But Sutton, who was joined by judges Deborah Cook and Amul Thapar, wrote that the trial judge had no duty to save the defendants from themselves.

 "The right to waive counsel includes the right to waive effective counsel," Sutton wrote. "The self-lawyer thus is free to behave as the eccentric his client selected, and that is no concern of the Sixth Amendment."

The only question is, did the defendants expressly waive the right to counsel in a knowing and intelligent manner? And did they have the mental competence to quarterback their own defense?

Here, Sutton said it wasn't a close call.

Yes, both defendants "gave odd answers to straightforward questions" at their Faretta hearings. But Sutton also noted that they "never gave the judge adequate cause to fear for their mental competence. At all stages of the proceedings they stuck to the prescribed rules, interacted courteously with the court and prosecution, and collaborated effectively with their appointed standby counsel.
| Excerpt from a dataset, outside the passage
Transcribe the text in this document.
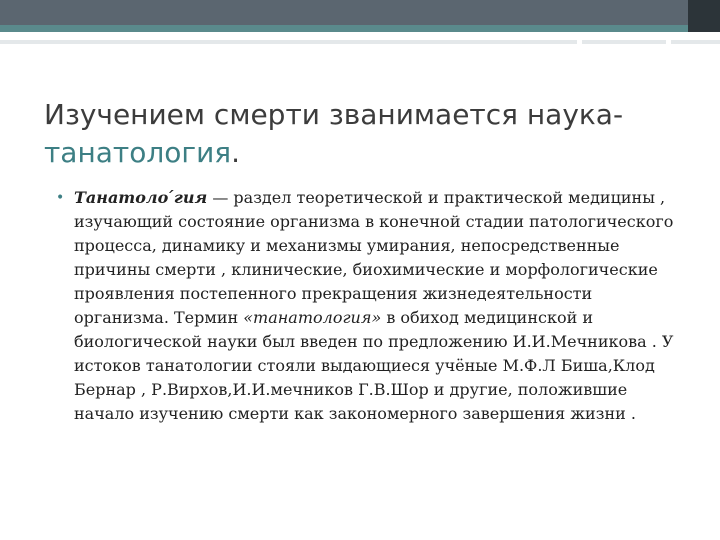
Изучением смерти званимается наука-
танатология.
• Танатоло ́гия — раздел теоретической и практической медицины , изучающий состояние организма в конечной стадии патологического процесса, динамику и механизмы умирания, непосредственные причины смерти , клинические, биохимические и морфологические проявления постепенного прекращения жизнедеятельности организма. Термин «танатология» в обиход медицинской и биологической науки был введен по предложению И.И.Мечникова . У истоков танатологии стояли выдающиеся учёные М.Ф.Л Биша,Клод Бернар , Р.Вирхов,И.И.мечников Г.В.Шор и другие, положившие начало изучению смерти как закономерного завершения жизни .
The government, notably, had to raise only a few objections at trial, all relatively minor. And on the rare occasion when the judge provided instruction, they heeded it without protest."

He added, "Sure, experienced counsel would have done a better job. But that reality doesn't show the defendants were too incompetent to defend themselves. Else, laypeople could never represent themselves."

But shouldn't their "idiosyncratic actions and unconventional beliefs" provide proof that they were of unsound mind? 

"For its part, the Supreme Court has never suggested that eccentric worldviews, standing alone, establish mental incompetence," Sutton wrote. 

Membership in our democracy comes with "a view of the dignity of individuals to make weighty decisions for themselves," he continued. "That's why they may reject life-saving healthcare, consent to incriminating searches, conduct their own criminal defense as they see fit, and—perhaps most harmful but rational all the same—confess to the commission of a crime."

"Exercising these rights sometimes costs individuals more than they ever could stand to gain," he added. "But the Constitution lets American citizens learn that lesson the hard way."